L'ancien président de la République et l'ex-ministre du Budget avaient jusqu'à lundi pour faire connaître leur décision dans le volet "abus de faiblesse".

Nicolas Sarkozy, alors président de la République, et Eric Woerth (D), alors ministre du Budget, à Nantes (Loire-Atlantique) le 19 septembre 2007. 
Nicolas Sarkozy, alors président de la République, et Eric Woerth (D), alors ministre du Budget, à Nantes (Loire-Atlantique) le 19 septembre 2007.  ( MAXPPP)

Nouvelle évolution dans le dossier Bettencourt. Nicolas Sarkozy et Eric Woerth se sont pourvus en cassation, lundi 30 septembre, contre l'arrêt validant l'instruction dans le volet "abus de faiblesse" de l'affaire Bettencourt. Ils avaient cinq jours pour prendre leur décision, autrement dit jusqu'à lundi soir. Au total, onze des douze mis en examen dans ce volet ont fait de même. Selon le Journal du dimanche, Nicolas Sarkozy hésitait car une phrase de l'arrêt de la chambre de l'instruction laisserait espérer au camp de l'ancien président un non-lieu.  

Mis en examen, l'ancien président de la République et l'ex-ministre du Budget sont accusés d'avoir bénéficié des largesses financières de la milliardaire Liliane Bettencourt, alors que l'héritière de L'Oréal n'était plus en état de prendre ses décisions en conscience. 

L'expertise médicale non remise en cause

Nicolas Sarkozy et Eric Woerth ont donc réagi à la décision de la cour d'appel de Bordeaux, qui a validé fin septembre une pièce clef du dossier : l'expertise médicale concluant à l'état de vulnérabilité de Liliane Bettencourt. Les avocats de la défense avaient mis en cause la validité de l'expertise médicale. Ils pointaient, entre autres, le fait que l'examen médical de Liliane Bettencourt a été réalisé par un collège de cinq médecins dirigé par la professeure Sophie Gromb. Or, cette dernière est une proche du juge Gentil, qui instruit le dossier. Elle a notamment été témoin à son mariage. 

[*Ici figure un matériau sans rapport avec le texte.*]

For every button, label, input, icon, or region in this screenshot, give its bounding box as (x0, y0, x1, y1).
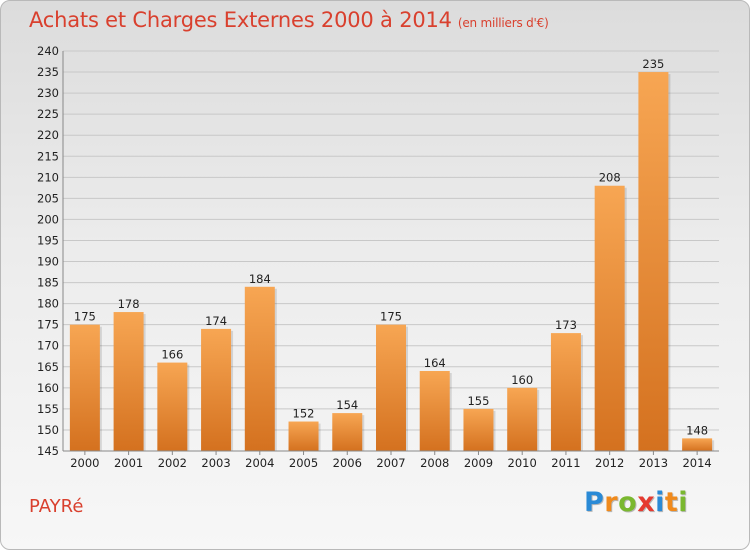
bar-value-label: 154 (336, 398, 358, 412)
bar-value-label: 175 (74, 310, 96, 324)
bar (638, 72, 669, 451)
x-tick-label: 2000 (70, 456, 99, 470)
bar (332, 413, 363, 451)
bar-value-label: 178 (118, 297, 140, 311)
logo-letter: P (584, 487, 605, 518)
y-tick-label: 190 (37, 255, 59, 269)
bar-value-label: 174 (205, 314, 227, 328)
y-tick-label: 230 (37, 86, 59, 100)
bar (69, 324, 100, 451)
x-tick-label: 2003 (201, 456, 230, 470)
x-tick-label: 2002 (158, 456, 187, 470)
y-tick-label: 240 (37, 44, 59, 58)
logo-letter: o (618, 487, 638, 518)
chart-title-row: Achats et Charges Externes 2000 à 2014 (e… (29, 8, 549, 32)
bar (550, 333, 581, 451)
x-tick-label: 2011 (551, 456, 580, 470)
bar (682, 438, 713, 451)
logo-letter: i (678, 487, 689, 518)
x-tick-label: 2001 (114, 456, 143, 470)
bar-value-label: 235 (642, 57, 664, 71)
y-tick-label: 225 (37, 107, 59, 121)
y-tick-label: 170 (37, 339, 59, 353)
y-tick-label: 195 (37, 233, 59, 247)
proxiti-logo: Proxiti (584, 487, 688, 518)
x-tick-label: 2014 (682, 456, 711, 470)
logo-letter: t (664, 487, 679, 518)
logo-letter: x (637, 487, 656, 518)
x-tick-label: 2007 (376, 456, 405, 470)
x-tick-label: 2008 (420, 456, 449, 470)
bar-value-label: 208 (599, 171, 621, 185)
x-tick-label: 2006 (333, 456, 362, 470)
y-tick-label: 160 (37, 381, 59, 395)
x-tick-label: 2004 (245, 456, 274, 470)
y-tick-label: 150 (37, 423, 59, 437)
bar-value-label: 164 (424, 356, 446, 370)
chart-subtitle: (en milliers d'€) (457, 16, 549, 30)
y-tick-label: 200 (37, 212, 59, 226)
y-tick-label: 175 (37, 318, 59, 332)
commune-name: PAYRé (29, 496, 84, 517)
y-tick-label: 145 (37, 444, 59, 458)
bar (419, 371, 450, 451)
bar-value-label: 173 (555, 318, 577, 332)
x-tick-label: 2005 (289, 456, 318, 470)
y-tick-label: 185 (37, 276, 59, 290)
bar-value-label: 148 (686, 423, 708, 437)
y-tick-label: 155 (37, 402, 59, 416)
bar-value-label: 175 (380, 310, 402, 324)
x-tick-label: 2009 (464, 456, 493, 470)
bar-value-label: 152 (293, 407, 315, 421)
bar (463, 408, 494, 451)
logo-letter: i (655, 487, 665, 518)
y-tick-label: 220 (37, 128, 59, 142)
logo-letter: r (604, 487, 619, 518)
y-tick-label: 180 (37, 297, 59, 311)
y-tick-label: 210 (37, 170, 59, 184)
bar-value-label: 155 (467, 394, 489, 408)
x-tick-label: 2012 (595, 456, 624, 470)
y-tick-label: 235 (37, 65, 59, 79)
x-tick-label: 2010 (508, 456, 537, 470)
bar-value-label: 184 (249, 272, 271, 286)
bar (157, 362, 188, 451)
x-tick-label: 2013 (639, 456, 668, 470)
chart-title: Achats et Charges Externes 2000 à 2014 (29, 8, 452, 32)
y-tick-label: 215 (37, 149, 59, 163)
bar (507, 387, 538, 451)
bar (594, 185, 625, 451)
bar-value-label: 160 (511, 373, 533, 387)
bar (288, 421, 319, 451)
bar (244, 286, 275, 451)
bar (376, 324, 406, 451)
bar (113, 312, 144, 451)
y-tick-label: 205 (37, 191, 59, 205)
bar-value-label: 166 (161, 348, 183, 362)
y-tick-label: 165 (37, 360, 59, 374)
bar (201, 328, 232, 451)
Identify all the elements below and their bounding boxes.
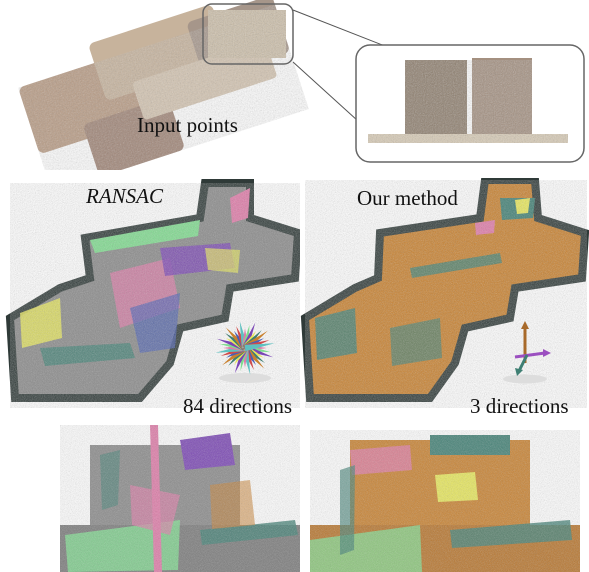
- our-directions-icon: [503, 321, 551, 384]
- ransac-directions-icon: [215, 321, 275, 383]
- input-points-scan: [18, 0, 585, 170]
- our-method-label: Our method: [357, 186, 458, 210]
- input-points-label: Input points: [137, 113, 238, 137]
- ransac-panel: RANSAC 84 directions: [0, 178, 300, 418]
- ransac-label: RANSAC: [86, 184, 163, 208]
- input-cloud: [18, 0, 309, 170]
- ransac-scan: [5, 179, 300, 408]
- ransac-directions-label: 84 directions: [183, 394, 293, 418]
- input-points-panel: Input points: [0, 0, 589, 170]
- direction-ray: [216, 338, 247, 352]
- our-method-closeup-panel: [310, 430, 580, 572]
- highlight-box: [202, 3, 294, 65]
- our-method-panel: Our method 3 directions: [300, 178, 589, 418]
- our-method-closeup: [310, 430, 580, 572]
- ransac-closeup-panel: [60, 425, 300, 572]
- direction-ray: [241, 322, 256, 350]
- our-directions-label: 3 directions: [470, 394, 569, 418]
- direction-ray: [244, 343, 275, 352]
- direction-ray: [234, 346, 249, 374]
- ransac-closeup: [60, 425, 300, 572]
- our-method-scan: [300, 178, 589, 408]
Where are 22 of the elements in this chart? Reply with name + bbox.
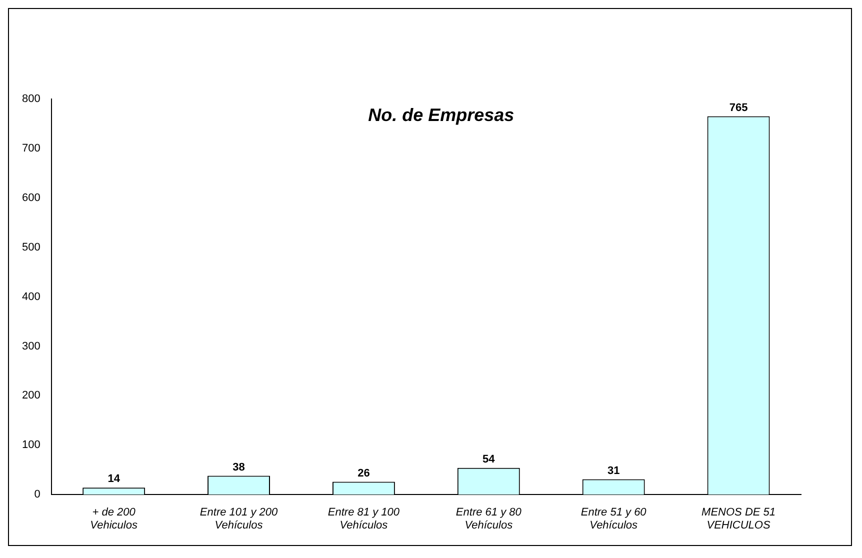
data-label: 31 (607, 464, 620, 477)
y-tick-label: 100 (22, 439, 40, 452)
x-tick-label: + de 200 Vehiculos (90, 506, 138, 532)
y-tick-label: 700 (22, 142, 40, 154)
y-tick-label: 300 (22, 340, 40, 352)
data-label: 14 (108, 473, 121, 486)
x-tick-label: MENOS DE 51 VEHICULOS (702, 506, 776, 532)
y-tick-label: 600 (22, 192, 40, 204)
data-label: 38 (232, 461, 245, 474)
x-tick-label: Entre 101 y 200 Vehículos (200, 506, 278, 532)
x-tick-label: Entre 61 y 80 Vehículos (456, 506, 522, 532)
chart-title: No. de Empresas (368, 104, 514, 125)
x-tick-label: Entre 81 y 100 Vehículos (328, 506, 400, 532)
x-tick-label: Entre 51 y 60 Vehículos (580, 506, 648, 532)
y-tick-label: 800 (22, 93, 40, 106)
data-label: 26 (358, 467, 370, 480)
data-label: 765 (729, 102, 748, 114)
y-tick-label: 500 (22, 241, 40, 254)
data-label: 54 (482, 453, 496, 466)
y-tick-label: 200 (22, 390, 40, 402)
y-tick-label: 400 (22, 290, 40, 303)
y-tick-label: 0 (34, 488, 40, 501)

Mais les magistrats de la cour d'appel de Bordeaux ont validé l'ensemble de la procédure et déclaré irrecevable la demande de récusation des juges.

Entre six et huit mois

Concernant le pourvoi en cassation, le président de la chambre criminelle de la Cour de cassation doit désormais décider si l'affaire doit être examinée en urgence par la plus haute juridiction française. En cas de recevabilité, les délais sont ensuite très variables, mais, selon un connaisseur du dossier, cette étape pourrait prendre facilement six à huit mois.

En théorie, les juges de Bordeaux en charge de l'affaire peuvent renvoyer les mis en examen devant un tribunal sans attendre la décision de la Cour de cassation car ces pourvois ne sont pas suspensifs. Leur enquête ayant été validée, ils peuvent désigner à tout moment les personnes poursuivies qui passeront devant un tribunal correctionnel. Le parquet avait requis des non-lieux pour six des 12 poursuivis dans ce volet de l'enquête, dont Eric Woerth et Nicolas Sarkozy.